L'appartement de Corrado N.

Stand de la galerie Helly Nahmad, Frieze Masters, Londres, octobre 2014

Photo issue du compte instagram du photographe Miguel Flores-Vianna

Stand de la galerie Helly Nahmad, Frieze Masters, Londres, octobre 2014

Photo issue du compte instagram du photographe Miguel Flores-Vianna

 

Le galeriste Helly Nahmad a choisi de présenter sa marchandise sur son stand de la foire d'art Frieze Masters à Londres en mettant en scène l'appartement d'un collectionneur imaginaire, à Paris, en 1968 : Corrado N.

Des Schwitters,  Twombly, Picasso, Miro, Fontana,  Dubuffet sur les murs, des affiches de la révolte étudiante mêlées à celles d'expositions, des corbeilles de paquets de cigarettes,  des cendriers pleins,  de la vaisselle sale dans l'évier, des cartes postales et des photos scotchées, des piles savamment désordonnées de journaux, de revues et de catalogues de ventes aux enchères.  Malin.

Malin, mais sans doute trop beau pour être vrai. Comme le souligne judicieusement le critique Josh Spero, l'absence totale de mauvais goût condamne l'installation à  l'invraisemblance :  pas un seul objet tant soit peu hideux, comme tout un chacun en possède, et pas une fausse note dans le choix des tableaux ou des artistes collectionnés.  Et pour cause, c'est le goût des collectionneurs actuels qui est donné à voir et non celui d'un collectionneur des années soixante. 

Foto Splendid C. Acsinte

Dans le petit musée ethnographique du judet de Ialomita dans le sud-est de la Roumanie, des cartons de plaques photographiques prenaient la poussière jusqu'au jour où  ils l'attirèrent l’œil de Cezar Popescu  : il n'eut alors de cesse de convaincre les responsables du musée de les lui confier pour les préserver d'une destruction irrémédiable. Depuis novembre 2013,  il consacre son temps à restaurer et digitaliser les portraits individuels et collectifs que  Costică Acsinte (1897-1984) prit dans et à l'extérieur de son studio du centre de Slobozia „Foto Splendid Acsinte“,  de 1930 à 1960.

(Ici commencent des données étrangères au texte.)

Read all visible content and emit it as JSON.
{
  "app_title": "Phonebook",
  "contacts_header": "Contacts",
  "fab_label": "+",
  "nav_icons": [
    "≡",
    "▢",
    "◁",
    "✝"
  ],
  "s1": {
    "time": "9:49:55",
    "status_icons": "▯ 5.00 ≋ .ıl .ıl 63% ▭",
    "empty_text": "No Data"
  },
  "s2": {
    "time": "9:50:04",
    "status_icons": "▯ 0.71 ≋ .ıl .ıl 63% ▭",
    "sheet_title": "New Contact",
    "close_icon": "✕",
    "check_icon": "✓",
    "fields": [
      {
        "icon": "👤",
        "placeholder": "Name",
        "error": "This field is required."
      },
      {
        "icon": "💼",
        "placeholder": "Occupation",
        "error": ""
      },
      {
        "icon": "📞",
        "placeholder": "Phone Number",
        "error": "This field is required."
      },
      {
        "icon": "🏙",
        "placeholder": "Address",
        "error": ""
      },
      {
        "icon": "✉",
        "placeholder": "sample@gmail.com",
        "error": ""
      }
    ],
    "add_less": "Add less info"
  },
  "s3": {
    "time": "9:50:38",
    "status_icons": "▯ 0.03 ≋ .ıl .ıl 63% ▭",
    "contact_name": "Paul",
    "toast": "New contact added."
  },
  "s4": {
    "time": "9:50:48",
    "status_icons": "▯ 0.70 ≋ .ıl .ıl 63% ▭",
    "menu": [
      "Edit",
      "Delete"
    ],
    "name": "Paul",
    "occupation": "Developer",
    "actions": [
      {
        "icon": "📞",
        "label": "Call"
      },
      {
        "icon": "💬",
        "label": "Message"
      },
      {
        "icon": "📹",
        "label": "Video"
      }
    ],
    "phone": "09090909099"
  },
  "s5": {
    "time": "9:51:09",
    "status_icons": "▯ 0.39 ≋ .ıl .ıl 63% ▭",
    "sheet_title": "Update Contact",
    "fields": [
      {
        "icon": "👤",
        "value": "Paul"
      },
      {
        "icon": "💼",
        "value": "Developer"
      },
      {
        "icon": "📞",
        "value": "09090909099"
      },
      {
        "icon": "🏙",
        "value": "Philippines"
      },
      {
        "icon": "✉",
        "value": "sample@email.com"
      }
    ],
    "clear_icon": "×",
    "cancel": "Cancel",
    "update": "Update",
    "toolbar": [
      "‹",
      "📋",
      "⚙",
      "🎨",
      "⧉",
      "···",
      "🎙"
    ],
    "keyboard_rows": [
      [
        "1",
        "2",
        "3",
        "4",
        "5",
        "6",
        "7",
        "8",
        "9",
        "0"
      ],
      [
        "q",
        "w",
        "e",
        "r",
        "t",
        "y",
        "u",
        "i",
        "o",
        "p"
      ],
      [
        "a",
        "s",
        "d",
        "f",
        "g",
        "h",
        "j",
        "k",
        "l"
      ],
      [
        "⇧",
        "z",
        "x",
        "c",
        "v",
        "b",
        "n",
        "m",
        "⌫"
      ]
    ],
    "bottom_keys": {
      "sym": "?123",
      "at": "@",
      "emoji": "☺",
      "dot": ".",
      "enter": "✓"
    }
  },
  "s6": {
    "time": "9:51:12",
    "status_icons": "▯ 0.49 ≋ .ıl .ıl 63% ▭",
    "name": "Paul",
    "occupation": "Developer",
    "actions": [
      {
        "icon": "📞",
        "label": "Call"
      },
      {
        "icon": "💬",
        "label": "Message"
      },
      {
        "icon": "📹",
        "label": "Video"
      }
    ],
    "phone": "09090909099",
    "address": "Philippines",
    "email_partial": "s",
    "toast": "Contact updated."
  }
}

Des milliers d'hommes, de femmes et d'enfants, dont on ne connaîtra rien d'autre que le visage et le corps.  Pas de noms, très peu de dates mais des regards intenses, effarés, tendres, doux ou fuyants, des poses maladroites, nonchalantes, raides ou pleines d'aisance, des vêtements élimés, mal coupés, recherchés, élégants, éclatants de blancheur ou fraîchement empesés. Ce n'est pas vraiment d'histoire qu'il peut être question même si l'on sent confusément que certains n'ont pas eu la chance de revenir devant l'objectif de Costica, emportés par une mort brutale parce qu'ils étaient juifs, tsiganes ou plus tard opposants à la dictature communiste. Non, c'est plutôt à une communion avec une humanité disparue que ces photos nous invitent, à travers naissances, fiançailles, mariages, réunions de famille et enterrements qui nous permettent d'effleurer les énigmes de tous ces instants de vie qui défilent devant nos yeux. 

Et l'on ne peut être qu'admiratif de l'énorme travail de Cezar Popescu, de sa volonté acharnée de sauver ne serait-ce qu'un minuscule morceau de visage de la fosse commune de l'oubli.